"Peace"
- Now, God be thanked Who has matched us with His hour,
- And caught our youth, and wakened us from sleeping,
- With hand made sure, clear eye, and sharpened power,
- To turn, as swimmers into cleanness leaping,
- Glad from a world grown old and cold and weary,
- Leave the sick hearts that honor could not move,
- And half-men, and their dirty songs and dreary,
- And all the little emptiness of love!
- Oh! we, who have known shame, we have found release there,
- Where there’s no ill, no grief, but sleep has mending,
- Naught broken save this body, lost but breath;
- Nothing to shake the laughing heart’s long peace there
- But only agony, and that has ending;
- And the worst friend and enemy is but Death.

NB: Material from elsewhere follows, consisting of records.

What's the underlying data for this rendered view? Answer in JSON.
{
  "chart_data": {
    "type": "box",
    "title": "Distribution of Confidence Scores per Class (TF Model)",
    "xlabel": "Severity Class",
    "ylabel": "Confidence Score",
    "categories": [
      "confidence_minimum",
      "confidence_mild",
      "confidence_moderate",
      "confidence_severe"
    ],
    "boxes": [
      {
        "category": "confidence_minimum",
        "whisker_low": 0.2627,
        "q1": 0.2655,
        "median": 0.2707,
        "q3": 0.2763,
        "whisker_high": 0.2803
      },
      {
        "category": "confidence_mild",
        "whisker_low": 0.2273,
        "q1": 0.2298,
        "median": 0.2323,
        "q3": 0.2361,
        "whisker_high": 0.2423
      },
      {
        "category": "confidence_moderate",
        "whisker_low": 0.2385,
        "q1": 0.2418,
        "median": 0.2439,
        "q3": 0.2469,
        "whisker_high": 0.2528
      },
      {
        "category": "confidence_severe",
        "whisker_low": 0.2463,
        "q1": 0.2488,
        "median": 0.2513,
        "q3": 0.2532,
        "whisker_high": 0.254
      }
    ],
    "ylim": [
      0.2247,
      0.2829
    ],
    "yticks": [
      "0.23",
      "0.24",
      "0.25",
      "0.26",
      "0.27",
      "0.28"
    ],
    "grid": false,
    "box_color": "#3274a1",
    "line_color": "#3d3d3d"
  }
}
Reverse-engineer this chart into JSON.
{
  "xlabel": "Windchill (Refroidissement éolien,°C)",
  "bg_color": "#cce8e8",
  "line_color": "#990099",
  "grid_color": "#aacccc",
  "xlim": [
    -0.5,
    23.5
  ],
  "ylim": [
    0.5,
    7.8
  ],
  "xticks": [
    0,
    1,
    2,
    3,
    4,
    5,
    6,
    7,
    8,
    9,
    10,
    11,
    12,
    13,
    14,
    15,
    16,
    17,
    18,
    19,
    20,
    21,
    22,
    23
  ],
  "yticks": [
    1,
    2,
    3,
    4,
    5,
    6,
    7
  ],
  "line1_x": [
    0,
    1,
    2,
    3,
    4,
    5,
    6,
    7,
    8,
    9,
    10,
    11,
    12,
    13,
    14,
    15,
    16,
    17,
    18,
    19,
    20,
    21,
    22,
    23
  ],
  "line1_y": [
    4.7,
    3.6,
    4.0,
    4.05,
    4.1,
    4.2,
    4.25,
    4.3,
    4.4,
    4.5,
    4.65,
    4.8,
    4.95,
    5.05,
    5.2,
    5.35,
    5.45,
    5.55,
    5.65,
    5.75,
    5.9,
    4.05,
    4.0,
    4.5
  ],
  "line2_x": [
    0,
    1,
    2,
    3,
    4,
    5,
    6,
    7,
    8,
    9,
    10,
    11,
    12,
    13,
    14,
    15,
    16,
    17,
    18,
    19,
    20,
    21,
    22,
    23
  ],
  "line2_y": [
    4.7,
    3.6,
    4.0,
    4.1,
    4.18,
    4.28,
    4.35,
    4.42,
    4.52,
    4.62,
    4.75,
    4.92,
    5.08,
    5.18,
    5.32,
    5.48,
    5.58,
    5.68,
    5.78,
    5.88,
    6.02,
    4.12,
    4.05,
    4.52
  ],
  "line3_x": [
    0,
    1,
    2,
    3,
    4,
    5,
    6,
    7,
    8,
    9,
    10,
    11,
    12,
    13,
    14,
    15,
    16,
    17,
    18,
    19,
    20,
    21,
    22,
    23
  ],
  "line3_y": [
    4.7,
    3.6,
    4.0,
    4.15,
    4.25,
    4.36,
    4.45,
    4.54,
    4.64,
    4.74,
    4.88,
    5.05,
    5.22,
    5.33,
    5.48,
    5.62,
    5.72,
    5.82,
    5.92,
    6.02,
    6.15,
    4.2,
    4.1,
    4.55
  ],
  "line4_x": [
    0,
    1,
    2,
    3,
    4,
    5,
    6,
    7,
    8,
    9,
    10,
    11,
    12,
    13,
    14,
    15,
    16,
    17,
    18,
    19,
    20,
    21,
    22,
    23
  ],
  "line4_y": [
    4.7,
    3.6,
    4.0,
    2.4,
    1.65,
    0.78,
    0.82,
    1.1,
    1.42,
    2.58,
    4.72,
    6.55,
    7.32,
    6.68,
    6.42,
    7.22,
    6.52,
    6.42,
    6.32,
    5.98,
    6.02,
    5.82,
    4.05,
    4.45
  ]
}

Rupert Brooke (1887–1915) was an English poet most famous for his war sonnets written during World War I (“If I should die, think only this of me:/That there’s some corner of a foreign field/ That is forever England…” etc.). Strikingly handsome, Brooke epitomized the youthful English flower mowed down by the cruelty of the so-called “Great War.” Ironically, although Brooke enlisted in the British Army to fight in the war, he died before seeing action, succumbing to an infected mosquito bite. Brooke was a representative of the Georgian poets and a member of the Bloomsbury group of writers. While some of his poetry is dated, other works have transcended their day — especially those like “Peace,” which appears in his most popular book, 1914 & Other Poems.